Puede que Sarah Palin realizara una labor respetable al mando de su Estado, pero los asesores de McCain no la llamaron por ese motivo: estaba allí porque los votantes se sentirían "identificados" con ella. Algunos fichajes anunciados para las elecciones generales del 28 de abril sugieren una pretensión similar. Que toreros, pastores evangélicos y empresarios sientan la llamada del servicio público es una buena noticia. Como también lo es que militares veteranos quieran participar en el proceso democrático, normalizando el ámbito castrense a través de la dinámica parlamentaria. Convendría reflexionar, sin embargo, sobre las razones por las cuales estas personas en realidad han sido convocadas, si fueron incorporadas a las listas para promover algunas causas, enriqueciendo el debate gracias a sus conocimientos específicos, o para representar ciertas identidades que ahora resultan electoralmente rentables.

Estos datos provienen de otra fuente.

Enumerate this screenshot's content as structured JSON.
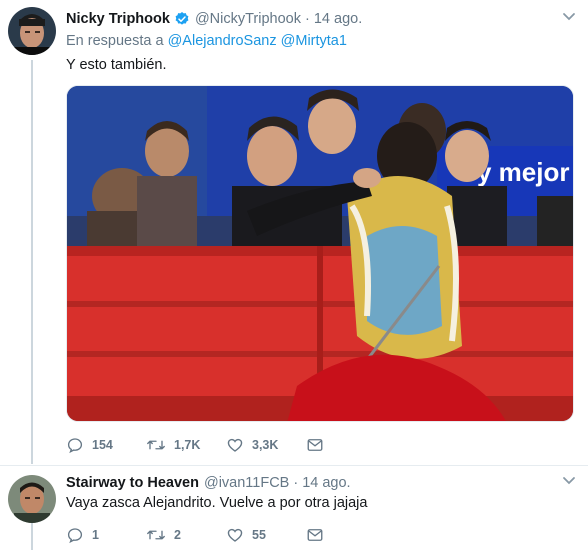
{
  "tweet1": {
    "name": "Nicky Triphook",
    "handle": "@NickyTriphook",
    "separator": "·",
    "time": "14 ago.",
    "reply_prefix": "En respuesta a",
    "mention1": "@AlejandroSanz",
    "mention2": "@Mirtyta1",
    "text": "Y esto también.",
    "media_banner_text": "y mejor",
    "actions": {
      "replies": "154",
      "retweets": "1,7K",
      "likes": "3,3K"
    }
  },
  "tweet2": {
    "name": "Stairway to Heaven",
    "handle": "@ivan11FCB",
    "separator": "·",
    "time": "14 ago.",
    "text": "Vaya zasca Alejandrito. Vuelve a por otra jajaja",
    "actions": {
      "replies": "1",
      "retweets": "2",
      "likes": "55"
    }
  },
  "colors": {
    "link": "#1b95e0",
    "muted": "#657786",
    "line": "#ccd6dd",
    "verified": "#1da1f2"
  }
}
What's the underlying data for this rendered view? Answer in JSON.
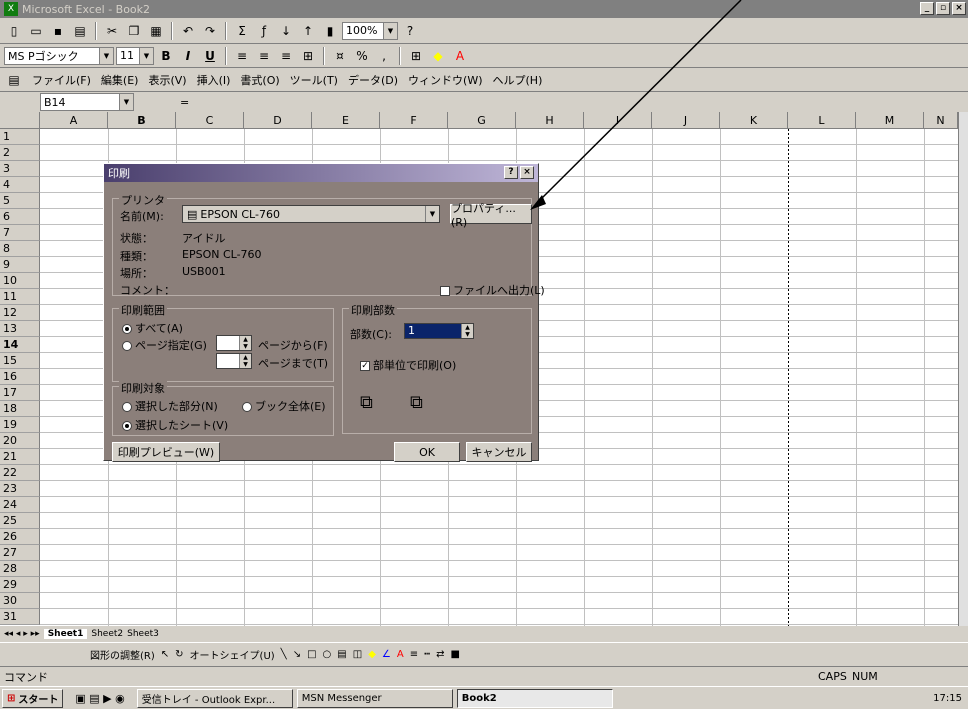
{
  "app": {
    "title": "Microsoft Excel - Book2",
    "xl_icon": "X"
  },
  "window_buttons": [
    "_",
    "×"
  ],
  "toolbar": {
    "zoom": "100%",
    "font_name": "MS Pゴシック",
    "font_size": "11",
    "bold": "B",
    "italic": "I",
    "underline": "U"
  },
  "menu": [
    "ファイル(F)",
    "編集(E)",
    "表示(V)",
    "挿入(I)",
    "書式(O)",
    "ツール(T)",
    "データ(D)",
    "ウィンドウ(W)",
    "ヘルプ(H)"
  ],
  "formula": {
    "cell_ref": "B14",
    "equals": "="
  },
  "columns": [
    "A",
    "B",
    "C",
    "D",
    "E",
    "F",
    "G",
    "H",
    "I",
    "J",
    "K",
    "L",
    "M",
    "N"
  ],
  "rows": [
    "1",
    "2",
    "3",
    "4",
    "5",
    "6",
    "7",
    "8",
    "9",
    "10",
    "11",
    "12",
    "13",
    "14",
    "15",
    "16",
    "17",
    "18",
    "19",
    "20",
    "21",
    "22",
    "23",
    "24",
    "25",
    "26",
    "27",
    "28",
    "29",
    "30",
    "31"
  ],
  "sheets": [
    "Sheet1",
    "Sheet2",
    "Sheet3"
  ],
  "drawing": {
    "adjust": "図形の調整(R)",
    "autoshape": "オートシェイプ(U)"
  },
  "status": {
    "mode": "コマンド",
    "caps": "CAPS",
    "num": "NUM"
  },
  "taskbar": {
    "start": "スタート",
    "items": [
      "受信トレイ - Outlook Expr...",
      "MSN Messenger",
      "Book2"
    ],
    "clock": "17:15"
  },
  "dialog": {
    "title": "印刷",
    "help": "?",
    "close": "×",
    "printer_group": "プリンタ",
    "name_label": "名前(M):",
    "printer_name": "EPSON CL-760",
    "properties": "プロパティ...(R)",
    "status_label": "状態：",
    "status_value": "アイドル",
    "type_label": "種類：",
    "type_value": "EPSON CL-760",
    "where_label": "場所：",
    "where_value": "USB001",
    "comment_label": "コメント：",
    "print_to_file": "ファイルへ出力(L)",
    "range_group": "印刷範囲",
    "all": "すべて(A)",
    "pages": "ページ指定(G)",
    "from": "ページから(F)",
    "to": "ページまで(T)",
    "copies_group": "印刷部数",
    "copies_label": "部数(C):",
    "copies_value": "1",
    "collate": "部単位で印刷(O)",
    "what_group": "印刷対象",
    "selection": "選択した部分(N)",
    "workbook": "ブック全体(E)",
    "sheets": "選択したシート(V)",
    "preview": "印刷プレビュー(W)",
    "ok": "OK",
    "cancel": "キャンセル"
  }
}
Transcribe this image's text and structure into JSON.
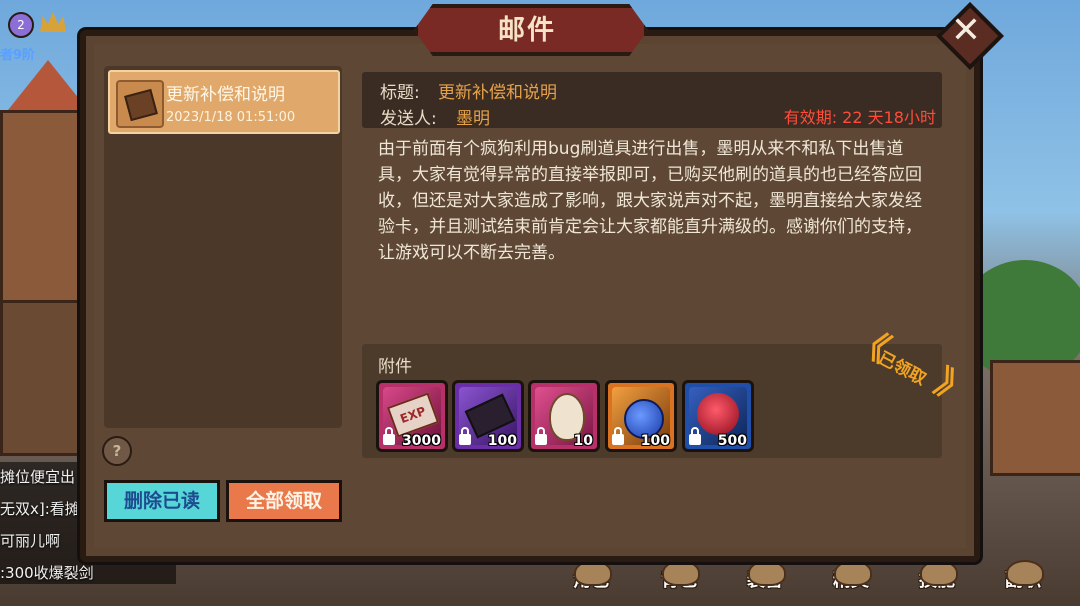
{
  "dialog": {
    "title": "邮件",
    "close_glyph": "✕"
  },
  "hud": {
    "rank_text": "者9阶",
    "badge_level": "2"
  },
  "chat": {
    "lines": [
      "摊位便宜出",
      "无双x]:看摊",
      "可丽儿啊",
      ":300收爆裂剑"
    ]
  },
  "mail_list": [
    {
      "title": "更新补偿和说明",
      "time": "2023/1/18 01:51:00",
      "icon": "envelope-icon",
      "selected": true
    }
  ],
  "buttons": {
    "delete_read": "删除已读",
    "claim_all": "全部领取",
    "help": "?"
  },
  "mail_detail": {
    "title_label": "标题:",
    "title_value": "更新补偿和说明",
    "sender_label": "发送人:",
    "sender_value": "墨明",
    "validity": "有效期: 22 天18小时",
    "body": "由于前面有个疯狗利用bug刷道具进行出售，墨明从来不和私下出售道具，大家有觉得异常的直接举报即可，已购买他刷的道具的也已经答应回收，但还是对大家造成了影响，跟大家说声对不起，墨明直接给大家发经验卡，并且测试结束前肯定会让大家都能直升满级的。感谢你们的支持，让游戏可以不断去完善。",
    "attachments_label": "附件",
    "claimed_stamp": "已领取"
  },
  "attachments": [
    {
      "icon": "exp-card-icon",
      "qty": "3000",
      "color": "#b8306a"
    },
    {
      "icon": "scroll-icon",
      "qty": "100",
      "color": "#6a2fa8"
    },
    {
      "icon": "egg-icon",
      "qty": "10",
      "color": "#b8306a"
    },
    {
      "icon": "potion-icon",
      "qty": "100",
      "color": "#d9731f"
    },
    {
      "icon": "red-gem-icon",
      "qty": "500",
      "color": "#1f4fa8"
    }
  ],
  "bottom_nav": [
    "角色",
    "背包",
    "装备",
    "精灵",
    "技能",
    "副职"
  ]
}
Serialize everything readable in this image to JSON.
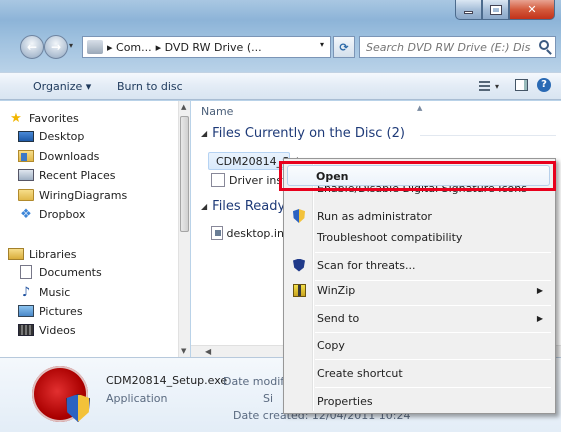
{
  "window": {
    "caption_buttons": [
      "minimize",
      "maximize",
      "close"
    ]
  },
  "nav": {
    "address_segments": [
      "▸ Com...",
      "▸ DVD RW Drive (..."
    ],
    "search_placeholder": "Search DVD RW Drive (E:) Disc"
  },
  "toolbar": {
    "organize_label": "Organize ▾",
    "burn_label": "Burn to disc"
  },
  "sidebar": {
    "favorites_header": "Favorites",
    "favorites": [
      "Desktop",
      "Downloads",
      "Recent Places",
      "WiringDiagrams",
      "Dropbox"
    ],
    "libraries_header": "Libraries",
    "libraries": [
      "Documents",
      "Music",
      "Pictures",
      "Videos"
    ]
  },
  "filelist": {
    "column_name": "Name",
    "groups": [
      {
        "header": "Files Currently on the Disc (2)",
        "files": [
          "CDM20814_Setup.exe",
          "Driver inst"
        ]
      },
      {
        "header": "Files Ready",
        "files": [
          "desktop.ini"
        ]
      }
    ]
  },
  "context_menu": {
    "items": [
      {
        "label": "Open",
        "bold": true,
        "icon": "none"
      },
      {
        "label": "Enable/Disable Digital Signature Icons",
        "icon": "none"
      },
      {
        "label": "Run as administrator",
        "icon": "uac-shield-icon"
      },
      {
        "label": "Troubleshoot compatibility",
        "icon": "none"
      },
      {
        "label": "Scan for threats...",
        "icon": "scan-shield-icon"
      },
      {
        "label": "WinZip",
        "icon": "winzip-icon",
        "submenu": true
      },
      {
        "label": "Send to",
        "icon": "none",
        "submenu": true
      },
      {
        "label": "Copy",
        "icon": "none"
      },
      {
        "label": "Create shortcut",
        "icon": "none"
      },
      {
        "label": "Properties",
        "icon": "none"
      }
    ]
  },
  "details": {
    "filename": "CDM20814_Setup.exe",
    "type": "Application",
    "date_modified_label": "Date modifi",
    "size_label": "Si",
    "date_created": "Date created: 12/04/2011 10:24"
  },
  "colors": {
    "highlight_box": "#e8001c",
    "group_header": "#1e3a78"
  }
}
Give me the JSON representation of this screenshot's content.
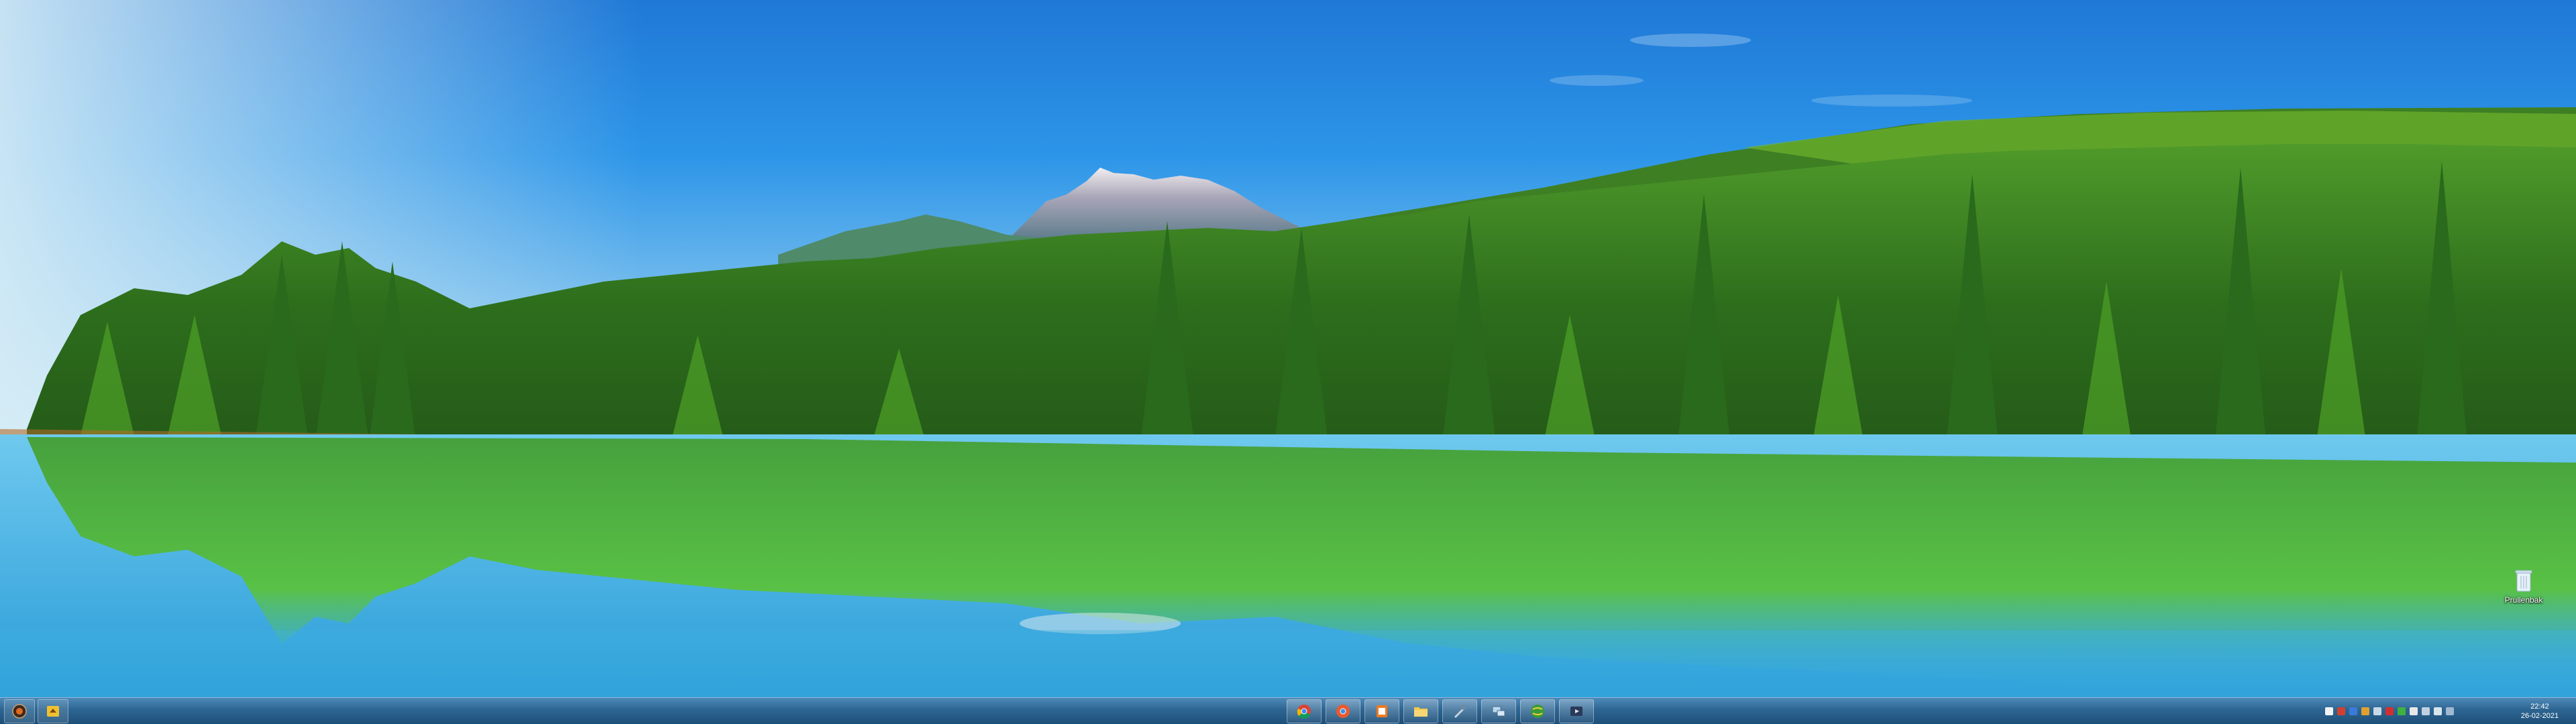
{
  "desktop": {
    "icons": [
      {
        "label": "Prullenbak",
        "icon": "recycle-bin-icon"
      }
    ]
  },
  "taskbar": {
    "left_buttons": [
      {
        "icon": "start-orb-icon"
      },
      {
        "icon": "pinned-app-icon"
      }
    ],
    "center_buttons": [
      {
        "icon": "chrome-icon"
      },
      {
        "icon": "chrome-alt-icon"
      },
      {
        "icon": "office-icon"
      },
      {
        "icon": "file-explorer-icon"
      },
      {
        "icon": "tools-icon"
      },
      {
        "icon": "network-icon"
      },
      {
        "icon": "globe-icon"
      },
      {
        "icon": "media-icon"
      }
    ],
    "tray_icons": [
      "tray-flag-icon",
      "tray-shield-icon",
      "tray-update-icon",
      "tray-app-icon",
      "tray-sync-icon",
      "tray-chat-icon",
      "tray-security-icon",
      "tray-battery-icon",
      "tray-network-icon",
      "tray-volume-icon",
      "tray-app2-icon"
    ],
    "clock": {
      "time": "22:42",
      "date": "26-02-2021"
    }
  },
  "colors": {
    "sky_top": "#1e7fe0",
    "sky_bottom": "#9fd6f0",
    "forest": "#2e7d22",
    "water": "#3fb2e0",
    "taskbar": "#2d6592"
  }
}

La política se está abriendo a la sociedad civil. Sin duda. Pero más interesante sería incluso que la sociedad civil se abriera, por fin, a la política. De ese modo hallaríamos más vocación y menos oportunismo, y nos evitaría padecer una campaña que acabe transformando la democracia en un destructivo espectáculo para el cual no se necesite saber sino tan solo parecer.